Konzert im GloriaTom Misch zwischen Hip-Hop, Jazz und Lagerfeuermusik
Köln – Es passiert etwas Seltsames in diesen Momenten, in denen Fans vor der Bühne auf den Beginn eines Konzerts warten. Selten vergeht die Zeit so langsam, wie in den Sekunden, in denen sich die erste Welle aus Applaus und Zurufen aufbaut — von der ersten Reihe, die die auf die Bühne steigenden Musiker entdeckt hat, bis hin zum Ausgang der Location, wo die letzten Nachzügler mit der Taschenlampenfunktion ihrer Smartphones versuchen, sich einen sicheren Weg in die Menge zu bahnen.
Raus aus dem Gloria
Als Tom Mischs Gitarre im Gloria zum ersten Mal verzerrt aufschreit und der Drummer die Show mit einem markerschütternden Beat á la J-Dilla eröffnet, bricht der Zauber und aus der wartenden Masse wird ein kopfnickender und euphorisch tanzender Pulk. Die anderthalbstündige Live-Show wirkt wie ein gut inszenierter Film. Nicht zu lang, nicht zu kurz und niemals ohne Spannung.
Die Songs gehen nahtlos ineinander über und die kuriose Mischung aus Keyboard, Geige, E-Gitarre, Schlagzeug und der hypnotisierenden Stimme Mischs transportieren das Publikum weit weg. Raus aus dem Gloria, raus aus Köln. Hinein in eine eigene Welt, die für jeden Fan anders auszusehen scheint. Manch einer steht kopfnickend an der Theke, andere springen hysterisch vor der Bühne auf und ab, und wieder andere sitzen auf den Stufen des Theaters und wippen mit geschlossenen Augen zu den Melodien. Es scheint, als wäre in diesem Moment jeder für sich und doch alle zusammen.

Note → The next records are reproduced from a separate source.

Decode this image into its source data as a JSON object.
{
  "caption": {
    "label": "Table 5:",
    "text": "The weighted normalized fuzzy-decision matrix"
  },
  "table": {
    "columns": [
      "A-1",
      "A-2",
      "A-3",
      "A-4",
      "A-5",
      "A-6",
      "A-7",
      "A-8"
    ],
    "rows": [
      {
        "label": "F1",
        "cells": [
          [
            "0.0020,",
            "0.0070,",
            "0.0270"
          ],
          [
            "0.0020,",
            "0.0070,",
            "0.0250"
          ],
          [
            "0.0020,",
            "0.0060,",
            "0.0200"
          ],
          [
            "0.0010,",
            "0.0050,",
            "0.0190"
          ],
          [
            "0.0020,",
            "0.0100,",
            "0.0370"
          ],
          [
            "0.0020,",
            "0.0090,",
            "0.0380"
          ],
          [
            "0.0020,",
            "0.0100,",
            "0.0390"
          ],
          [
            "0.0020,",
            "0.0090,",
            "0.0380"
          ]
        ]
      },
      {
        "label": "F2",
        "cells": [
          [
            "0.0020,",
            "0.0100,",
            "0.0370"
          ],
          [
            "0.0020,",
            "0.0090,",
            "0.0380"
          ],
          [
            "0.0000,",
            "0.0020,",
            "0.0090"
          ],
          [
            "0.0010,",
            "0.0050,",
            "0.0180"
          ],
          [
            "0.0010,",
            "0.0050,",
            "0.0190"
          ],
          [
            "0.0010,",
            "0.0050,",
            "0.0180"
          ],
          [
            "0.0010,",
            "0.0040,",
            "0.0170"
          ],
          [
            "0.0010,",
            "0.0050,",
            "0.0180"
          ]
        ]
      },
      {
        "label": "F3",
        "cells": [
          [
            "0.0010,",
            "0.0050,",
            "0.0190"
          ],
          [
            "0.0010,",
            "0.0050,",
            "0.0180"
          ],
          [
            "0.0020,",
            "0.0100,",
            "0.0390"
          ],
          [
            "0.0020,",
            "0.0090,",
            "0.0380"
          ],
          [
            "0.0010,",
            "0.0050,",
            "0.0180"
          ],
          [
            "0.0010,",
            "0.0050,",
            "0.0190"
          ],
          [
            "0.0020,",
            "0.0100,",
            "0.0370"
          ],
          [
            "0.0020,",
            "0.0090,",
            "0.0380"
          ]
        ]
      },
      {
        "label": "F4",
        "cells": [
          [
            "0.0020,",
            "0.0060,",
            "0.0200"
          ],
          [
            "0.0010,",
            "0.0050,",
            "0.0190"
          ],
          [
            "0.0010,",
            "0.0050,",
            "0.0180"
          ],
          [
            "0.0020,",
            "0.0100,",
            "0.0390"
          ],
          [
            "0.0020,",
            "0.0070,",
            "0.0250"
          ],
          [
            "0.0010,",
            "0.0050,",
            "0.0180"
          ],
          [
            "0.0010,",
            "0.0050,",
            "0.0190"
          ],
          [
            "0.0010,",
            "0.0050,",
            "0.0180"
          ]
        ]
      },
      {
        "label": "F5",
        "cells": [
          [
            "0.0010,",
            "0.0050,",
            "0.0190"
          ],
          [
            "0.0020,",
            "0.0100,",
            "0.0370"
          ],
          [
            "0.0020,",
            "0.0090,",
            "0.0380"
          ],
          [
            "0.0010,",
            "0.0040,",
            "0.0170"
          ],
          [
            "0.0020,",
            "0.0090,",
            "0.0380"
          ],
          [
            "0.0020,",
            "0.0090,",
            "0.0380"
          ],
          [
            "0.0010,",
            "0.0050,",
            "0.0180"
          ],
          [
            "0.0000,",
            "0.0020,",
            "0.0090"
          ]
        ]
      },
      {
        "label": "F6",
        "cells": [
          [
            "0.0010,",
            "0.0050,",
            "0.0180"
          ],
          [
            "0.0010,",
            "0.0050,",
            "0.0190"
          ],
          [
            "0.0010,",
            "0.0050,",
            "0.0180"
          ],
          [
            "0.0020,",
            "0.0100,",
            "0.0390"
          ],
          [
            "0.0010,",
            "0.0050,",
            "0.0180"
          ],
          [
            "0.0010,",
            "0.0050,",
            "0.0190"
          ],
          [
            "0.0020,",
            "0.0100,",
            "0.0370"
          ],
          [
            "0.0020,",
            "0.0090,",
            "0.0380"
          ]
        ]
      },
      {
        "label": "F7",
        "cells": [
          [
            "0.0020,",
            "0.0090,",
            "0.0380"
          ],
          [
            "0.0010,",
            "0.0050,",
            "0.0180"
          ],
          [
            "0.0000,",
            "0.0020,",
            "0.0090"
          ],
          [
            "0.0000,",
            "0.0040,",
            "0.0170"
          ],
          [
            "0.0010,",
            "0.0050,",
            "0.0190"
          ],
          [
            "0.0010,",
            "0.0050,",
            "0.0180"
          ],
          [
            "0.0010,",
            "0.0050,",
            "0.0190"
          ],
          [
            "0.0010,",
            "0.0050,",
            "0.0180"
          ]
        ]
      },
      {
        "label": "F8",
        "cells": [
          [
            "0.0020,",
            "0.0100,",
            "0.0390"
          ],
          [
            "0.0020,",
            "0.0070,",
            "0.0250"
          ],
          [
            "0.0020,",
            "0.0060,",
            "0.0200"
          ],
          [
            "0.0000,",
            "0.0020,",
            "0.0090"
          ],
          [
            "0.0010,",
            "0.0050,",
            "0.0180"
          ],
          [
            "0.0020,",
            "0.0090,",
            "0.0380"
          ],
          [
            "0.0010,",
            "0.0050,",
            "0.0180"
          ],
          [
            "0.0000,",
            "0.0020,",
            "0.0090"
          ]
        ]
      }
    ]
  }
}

Hip-Hop meets Jazz meets Soul meets Lagerfeuermusik
Sein erstes Beat-Mixtape veröffentlichte Misch schon 2014 – im Alter von gerade mal 18 Jahren. Nur ein Jahr später folgte das zweite. Die Fanbase wuchs, und mit ihr der Wunsch nach einem kompletten Album. Mittlerweile tourt der Brite durch Europa und Amerika und seine Anhänger feiern den Multiinstrumentalisten für seine atmosphärischen Live-Shows. Die Show im Gloria Theater in Köln ist hier keine Ausnahme.
Das Highlight des Abends ist der Auftritt von Mischs Schwestern Laura und Polly. Während Laura ihren Bruder auf dem Saxophon begleitet, ist der Einsatz ihrer Schwester geradezu außergewöhnlich. Polly Misch kommt lediglich für den Song „Movie“ auf die Bühne, den sie schauspielerisch mit einem Monolog einleitet, der einem Liebesfilm der 50er Jahre entnommen sein könnte. Das Publikum ist derart begeistert, eine so simple und doch wirkungsvolle Interpretation eines Intros zu sehen, dass es plötzlich still wird. So still, dass nur die zerbrechliche Stimme von Polly Misch den Raum füllt.
Braucht das Konzert die schauspielerische Einlage? Nein. Aber sie passt ins grenzüberschreitende Konzept des Künstlers. Smooth-Jazz mit live gespielten Hip-Hop-Beats und Singer-Songwriter-Flair zu mischen, mag gewöhnungsbedürftig klingen und eingefleischte Fans von klassischem Jazz werden bei dieser Art der Interpretation wohl eher die Nase rümpfen. Aber für Mischs Fans ist es genau diese scheinbar widersprüchliche Mischung, die das Ausnahmetalent ausmacht.